Hemorrhage is a very common complication during bronchoscopy, especially when biopsies are performed. It has been noted that malignant lesions are more prone to bleed upon biopsy than benign mucosal lesions [5], and massive blood loss may occur more frequently following EBB [18]. Several risk factors have been proposed to be associated with hemorrhage during bronchoscopy, including immunosuppression, mechanical ventilation, uncontrolled hypertension, severe pulmonary arterial hypertension, thrombocytopenia, anti-coagulant and anti-platelet use, lung transplant, heart failure, liver and kidney disease, and bleeding tendencies [9,10,11]. However, most of these proposed risk factors are conflicting and lack supporting evidence [12, 13]. To the best of our knowledge, there is no effective indicator available to date for predicting the risk of hemorrhage during bronchoscopy.

ApoE is traditionally an important modulator of many stages of lipoprotein metabolism in the human body.
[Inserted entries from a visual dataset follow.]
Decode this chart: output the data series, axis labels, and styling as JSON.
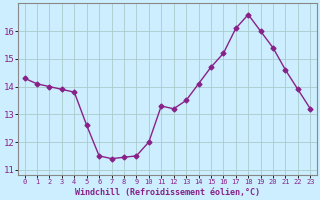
{
  "x": [
    0,
    1,
    2,
    3,
    4,
    5,
    6,
    7,
    8,
    9,
    10,
    11,
    12,
    13,
    14,
    15,
    16,
    17,
    18,
    19,
    20,
    21,
    22,
    23
  ],
  "y": [
    14.3,
    14.1,
    14.0,
    13.9,
    13.8,
    12.6,
    11.5,
    11.4,
    11.45,
    11.5,
    12.0,
    13.3,
    13.2,
    13.5,
    14.1,
    14.7,
    15.2,
    16.1,
    16.6,
    16.0,
    15.4,
    14.6,
    13.9,
    13.2
  ],
  "line_color": "#882288",
  "marker": "D",
  "marker_size": 2.5,
  "marker_linewidth": 1.0,
  "line_width": 1.0,
  "xlabel": "Windchill (Refroidissement éolien,°C)",
  "ylabel": "",
  "ylim": [
    10.8,
    17.0
  ],
  "yticks": [
    11,
    12,
    13,
    14,
    15,
    16
  ],
  "xticks": [
    0,
    1,
    2,
    3,
    4,
    5,
    6,
    7,
    8,
    9,
    10,
    11,
    12,
    13,
    14,
    15,
    16,
    17,
    18,
    19,
    20,
    21,
    22,
    23
  ],
  "xtick_labels": [
    "0",
    "1",
    "2",
    "3",
    "4",
    "5",
    "6",
    "7",
    "8",
    "9",
    "10",
    "11",
    "12",
    "13",
    "14",
    "15",
    "16",
    "17",
    "18",
    "19",
    "20",
    "21",
    "22",
    "23"
  ],
  "bg_color": "#cceeff",
  "grid_color": "#aacccc",
  "border_color": "#888888",
  "xlabel_color": "#882288",
  "xlabel_fontsize": 6.0,
  "ytick_fontsize": 6.5,
  "xtick_fontsize": 5.0
}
There have also been reports in recent years that ApoE may play a role in some hemorrhagic diseases, such as hypertensive cerebral hemorrhage and subarachnoid hemorrhage [14, 15]. It has been demonstrated that ApoE is associated with an increased risk of amyloid angiopathy and angiorrhexis [16, 17]. It affects the formation of abnormal vessels and pericytes in neurological disorders [14]. Additionally, ApoE impacts the immunomodulatory and oxidative status, which may be associated with poor neurological outcomes after traumatic brain injury and hemorrhage [19, 20].

Our study found that plasma ApoE levels associated well with the incidence of EBB-induced bleeding after adjustment for the main confounding risk factors (HDLC, smoking, location of lesion, histological types, stage, and CRP), or on combined adjustment for factors considered to be clinically relevant (sex, age, SBP, DBP, TC, triglyceride, LDLC, diabetes, hypertension, COPD, CHD, ALT, and AST); the strength of this association did not change. There was a non-linear association between plasma ApoE and the risk of EBB-induced bleeding. We further revealed a piecewise effect of ApoE concentrations. Between 3.5–5.9 mg/dL, ApoE was associated with lower risk of EBB-induced bleeding, whereas higher (> 5.9 mg/dL) concentrations of ApoE were associated with an increased risk of EBB-induced bleeding. Although the mechanism underlying the concentration-dependent relationship between ApoE and the risk of EBB-induced bleeding remains to be elucidated, this finding may be valuable information for the selection and preoperative preparation of biopsy patients.

The present study is the first to reveal the relationship between plasma ApoE and the risk of biopsy-induced bleeding during bronchoscopy. Strengths of this study are, the inclusion of consecutive patients, having fixed bronchoscopists, using only one biopsy maneuver, and a relatively fixed number of biopsies, as well as a relatively fixed ApoE detection time before bronchoscopy. However, some limitations of the current study are worth noting. Firstly, it is still challenging to accurately measure bleeding during bronchoscopy [21]. We could not provide a quantitative measurement of the volume of biopsy-induced bleeding in our study. Patients were divided into a bleeding group or a non-bleeding group based only on whether they received hemostasis during EBB. Therefore, this classification may not accurately group patients with minimal bleeding. Secondly, it is well known that ApoE has three isoforms in humans, namely ApoE2, ApoE3 and ApoE4 [20]. We however did not do any further genotyping of ApoE because information on these variables was unavailable in the retrospective data. Therefore, the results of this study may only be representative of Asian lung cancer population in East China.

Conclusions

In conclusion, our study showed that plasma ApoE is associated with the risk of EBB-induced bleeding in patients with lung cancer in a non-linear pattern, and the relative safe levels of ApoE may be 3.5–5.9 mg/dL. Our findings highlight the importance of ApoE levels in bleeding during EBB and may have implications for risk assessment and risk modification prior to bronchoscopy. However, future prospective studies involving a larger number of subjects and basic research are warranted to fully evaluate its clinical value and the mechanisms involved.